Like Article 101 TFEU, Article L. 420-2, paragraph 1, of the Commercial Code prohibits “the abuse […] of a dominant position in the internal market or in a substantial part of it”. The text does not define abuse. At most, it gives a non-exhaustive list which includes refusals to sell, tied sales, discriminatory terms of sale and range agreements.

The Competition Authority contrasts “practices whose purpose or effect is to eliminate competitors” (“structural abuse” or ” exclusionary abuse”) with “behaviors that an undertaking could not adopt without compromising its own interest in a competitive market, or if it did not have the power to dominate the market” (“behavioral abuse ” or “abusive exploitation”). Behavioral abuse and structural abuse are not two watertight categories: depending on whether one looks at the triggering event or at its effects, the same act can often be characterized as both.

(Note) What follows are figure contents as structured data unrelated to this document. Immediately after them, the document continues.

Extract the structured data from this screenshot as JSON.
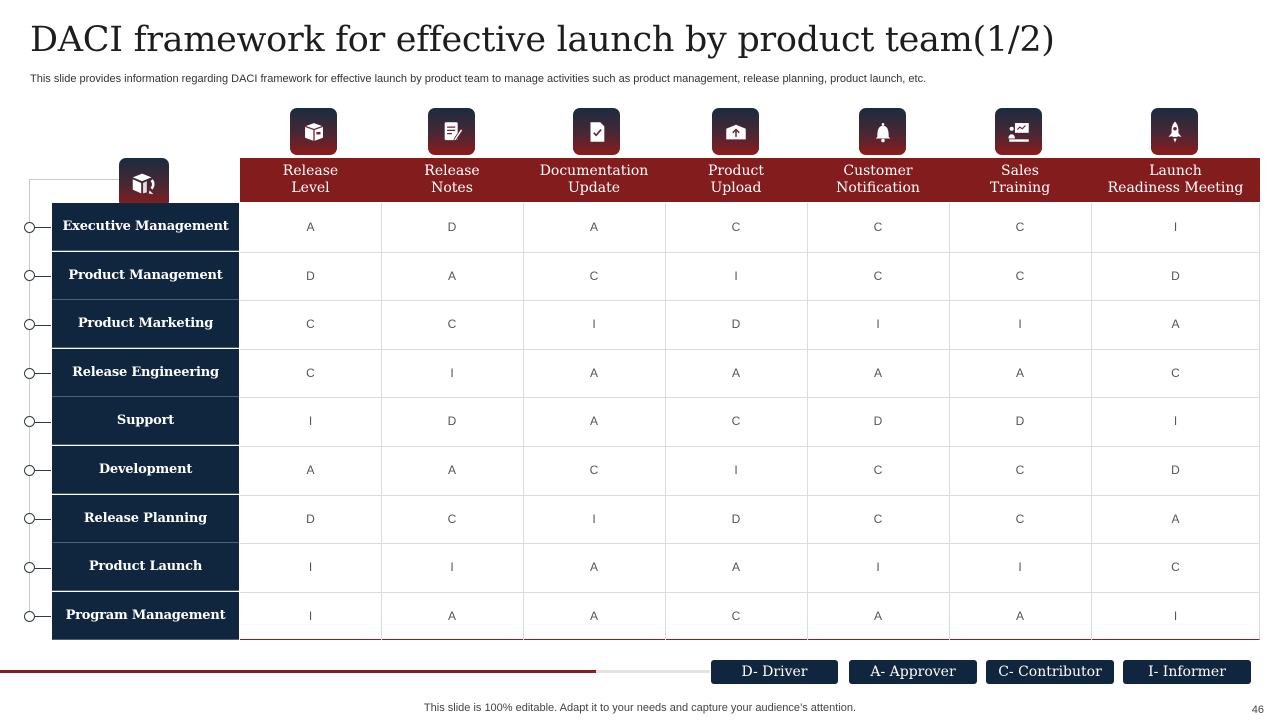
{
  "title": "DACI framework for effective launch by product team(1/2)",
  "subtitle": "This slide provides information regarding DACI framework for effective launch by product team to manage activities such as product management, release planning, product launch, etc.",
  "columns": [
    {
      "label": "Release\nLevel",
      "icon": "box-icon"
    },
    {
      "label": "Release\nNotes",
      "icon": "notes-icon"
    },
    {
      "label": "Documentation\nUpdate",
      "icon": "document-check-icon"
    },
    {
      "label": "Product\nUpload",
      "icon": "upload-box-icon"
    },
    {
      "label": "Customer\nNotification",
      "icon": "bell-icon"
    },
    {
      "label": "Sales\nTraining",
      "icon": "presentation-icon"
    },
    {
      "label": "Launch\nReadiness Meeting",
      "icon": "rocket-icon"
    }
  ],
  "corner_icon": "product-launch-icon",
  "rows": [
    {
      "label": "Executive Management",
      "values": [
        "A",
        "D",
        "A",
        "C",
        "C",
        "C",
        "I"
      ]
    },
    {
      "label": "Product Management",
      "values": [
        "D",
        "A",
        "C",
        "I",
        "C",
        "C",
        "D"
      ]
    },
    {
      "label": "Product Marketing",
      "values": [
        "C",
        "C",
        "I",
        "D",
        "I",
        "I",
        "A"
      ]
    },
    {
      "label": "Release Engineering",
      "values": [
        "C",
        "I",
        "A",
        "A",
        "A",
        "A",
        "C"
      ]
    },
    {
      "label": "Support",
      "values": [
        "I",
        "D",
        "A",
        "C",
        "D",
        "D",
        "I"
      ]
    },
    {
      "label": "Development",
      "values": [
        "A",
        "A",
        "C",
        "I",
        "C",
        "C",
        "D"
      ]
    },
    {
      "label": "Release Planning",
      "values": [
        "D",
        "C",
        "I",
        "D",
        "C",
        "C",
        "A"
      ]
    },
    {
      "label": "Product Launch",
      "values": [
        "I",
        "I",
        "A",
        "A",
        "I",
        "I",
        "C"
      ]
    },
    {
      "label": "Program Management",
      "values": [
        "I",
        "A",
        "A",
        "C",
        "A",
        "A",
        "I"
      ]
    }
  ],
  "legend": [
    "D- Driver",
    "A- Approver",
    "C- Contributor",
    "I- Informer"
  ],
  "progress": 0.84,
  "footer": "This slide is 100% editable. Adapt it to your needs and capture your audience’s attention.",
  "page_number": "46",
  "colors": {
    "accent": "#831d1d",
    "navy": "#10263e"
  }
}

For an activity to fall within Article L. 420-2, the competition authorities require that it be both anticompetitive and abusive. For a practice to constitute an abuse of a dominant position, the Competition Authority requires that it be both anticompetitive and abusive. In all cases, unlike the European authorities, it requires the existence of a causal link between the dominant position and the abuse, which must also produce an appreciable effect: in the absence of an appreciable effect that has affected the market, practices that are likely to hinder competition within the meaning of Article L. 420-2 cannot, in the Competition Authority’s view, be characterized as abusive. However, proof of a concrete effect is not required. To measure the harm to competition, the Competition Authority frequently uses economic tests such as the “no economic sense” test – according to which practices are anticompetitive when they make no economic sense for the undertaking –  the reduction or elimination of competition test, or the as efficient competitor test.

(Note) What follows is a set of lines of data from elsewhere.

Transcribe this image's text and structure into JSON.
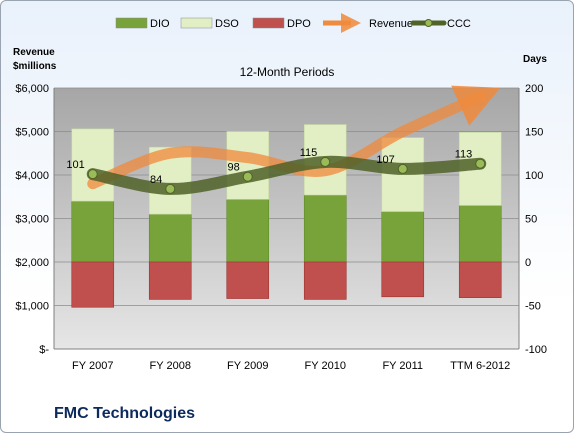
{
  "chart_data": {
    "type": "bar",
    "title": "12-Month Periods",
    "company": "FMC Technologies",
    "left_axis": {
      "label_line1": "Revenue",
      "label_line2": "$millions",
      "ylim": [
        0,
        6000
      ],
      "ticks": [
        {
          "v": 0,
          "label": "$-"
        },
        {
          "v": 1000,
          "label": "$1,000"
        },
        {
          "v": 2000,
          "label": "$2,000"
        },
        {
          "v": 3000,
          "label": "$3,000"
        },
        {
          "v": 4000,
          "label": "$4,000"
        },
        {
          "v": 5000,
          "label": "$5,000"
        },
        {
          "v": 6000,
          "label": "$6,000"
        }
      ]
    },
    "right_axis": {
      "label": "Days",
      "ylim": [
        -100,
        200
      ],
      "ticks": [
        {
          "v": -100,
          "label": "-100"
        },
        {
          "v": -50,
          "label": "-50"
        },
        {
          "v": 0,
          "label": "0"
        },
        {
          "v": 50,
          "label": "50"
        },
        {
          "v": 100,
          "label": "100"
        },
        {
          "v": 150,
          "label": "150"
        },
        {
          "v": 200,
          "label": "200"
        }
      ]
    },
    "categories": [
      "FY 2007",
      "FY 2008",
      "FY 2009",
      "FY 2010",
      "FY 2011",
      "TTM 6-2012"
    ],
    "series": [
      {
        "name": "DIO",
        "axis": "right",
        "color": "#77a33a",
        "values": [
          70,
          55,
          72,
          77,
          58,
          65
        ]
      },
      {
        "name": "DSO",
        "axis": "right",
        "color": "#e2eec4",
        "values": [
          83,
          77,
          78,
          81,
          85,
          84
        ]
      },
      {
        "name": "DPO",
        "axis": "right",
        "color": "#c0504d",
        "values": [
          -52,
          -43,
          -42,
          -43,
          -40,
          -41
        ]
      },
      {
        "name": "Revenue",
        "axis": "left",
        "color": "#f08a3c",
        "values": [
          3800,
          4500,
          4400,
          4100,
          5000,
          5800
        ]
      },
      {
        "name": "CCC",
        "axis": "right",
        "color": "#4f6228",
        "values": [
          101,
          84,
          98,
          115,
          107,
          113
        ]
      }
    ],
    "ccc_labels": [
      "101",
      "84",
      "98",
      "115",
      "107",
      "113"
    ]
  }
}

In application of a rule of reason, the Competition Authority, which makes a general assessment, considers as lawful all the behaviors of the dominant undertaking justified by “objective necessity”. It thus balances the legitimate interest of the undertaking against the anticompetitive effects of its behavior. Finally, abuses of a dominant position are likely to benefit under French law from an individual exemption, like restrictive agreements.